L’Empereur de Paris, +++-

•Sorti France le : 19 décembre 2018 // Vu le : 27 décembre 2018
•Synopsis et bande-annonce : lempereurdeparis (via Gaumont/YouTube)
•Chronique :

 

—   La littérature accessible – Deux acteurs (un dont le style va parfaitement avec ce type de film et Denis Lavant dont les apparitions sont toujours captivantes par la prestation cf /Holy Motors) – Femmes manipulatrices : mode d’emploi, et l’illustration d’un problème d’efficacité de la Police et de l’administration : racine lointaine du mal   —

1805. Voyage aux confins du Paris d’antan, avec un voyou‎ pas comme les autres, une sorte d’anti-héros qui a décidé de prendre son destin en main. Jamais lu de livre ou de bédé sur le personnage, ce film (me) donne envie !

Vidocq, interprété par un ‎Vincent Cassel très charismatique dans l’incarnation de cet anti-héros et grand personnage de la littérature française, il est bon.
Le film : bien, mais quand l’intrigue commence – très tardivement certes –  c’est mieux, par contre le finish po po po !
Soldat de la république qui n’hésite pas à se réunir pour la cause, çà fait un peu « Gangs of New York » à Paris du début du 19ème siècle, des personnages féminins pas vraiment seconds rôles, L’Empereur de Paris s’apprécie pour l’action, les personnages et surtout la belle reconstitution du vieux Paris, dont la retranscription visuelle de sa grandeur, ses lumières, sa crasse et ses bandits sont bien faits.

« C’est une grave erreur de confondre le peuple et la foule »

Le propos ci-dessus est tiré d’un magnifique face-à-face, peut-être l’instant le plus enrichissant du film…culturellement parlant.

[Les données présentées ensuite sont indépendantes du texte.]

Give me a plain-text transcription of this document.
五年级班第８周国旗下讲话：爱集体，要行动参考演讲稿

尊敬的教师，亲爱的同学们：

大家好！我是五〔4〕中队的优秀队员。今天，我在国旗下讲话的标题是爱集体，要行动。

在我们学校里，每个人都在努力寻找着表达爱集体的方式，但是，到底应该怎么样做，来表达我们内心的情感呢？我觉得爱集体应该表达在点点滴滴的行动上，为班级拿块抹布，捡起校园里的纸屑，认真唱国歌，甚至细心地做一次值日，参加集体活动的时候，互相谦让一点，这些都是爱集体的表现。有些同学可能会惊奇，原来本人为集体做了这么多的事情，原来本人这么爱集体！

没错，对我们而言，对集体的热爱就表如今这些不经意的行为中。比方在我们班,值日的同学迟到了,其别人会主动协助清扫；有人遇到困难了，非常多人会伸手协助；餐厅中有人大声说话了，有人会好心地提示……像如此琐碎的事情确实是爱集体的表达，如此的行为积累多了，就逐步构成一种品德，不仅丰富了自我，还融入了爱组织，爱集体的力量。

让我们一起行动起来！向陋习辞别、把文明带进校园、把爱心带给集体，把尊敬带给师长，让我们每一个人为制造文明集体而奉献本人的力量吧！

Certains qui écoutent les beaux parleurs d’aujourd’hui, à qui sont trop tendus les micros, devraient s’y référer.
Donc de belles paroles, des routes qui se croisent, des destins liés sans qu’ils l’aient souhaité, riche visuellement ainsi que sur le plan culturel, et même si la mise en place prend un peu son temps, ce film historique a de la gueule, du corps, bonne toile et à l’année prochaine !

« Ne pas être coupable, ce n’est pas être innocent. »

 

  • p.s :  Pour vous qui n’êtes pas du genre âme sensible, évitez de vous asseoir à côté d’un public d’un certain âge – surtout ceux en groupes d’amis et couple.s‎ – qui parlent tout le temps où qui sursautent au moindre coups portés, bref évitez d’avoir à vos côtés des personnes qui risquent de vous énerver bien vite à force d’entendre leur : « Ho la la / Oh mon Dieu / Oh non…c’est pas vrai / c’est affreux » lors de certaines scènes très abruptes…même quand elles ne le sont pas vraiment.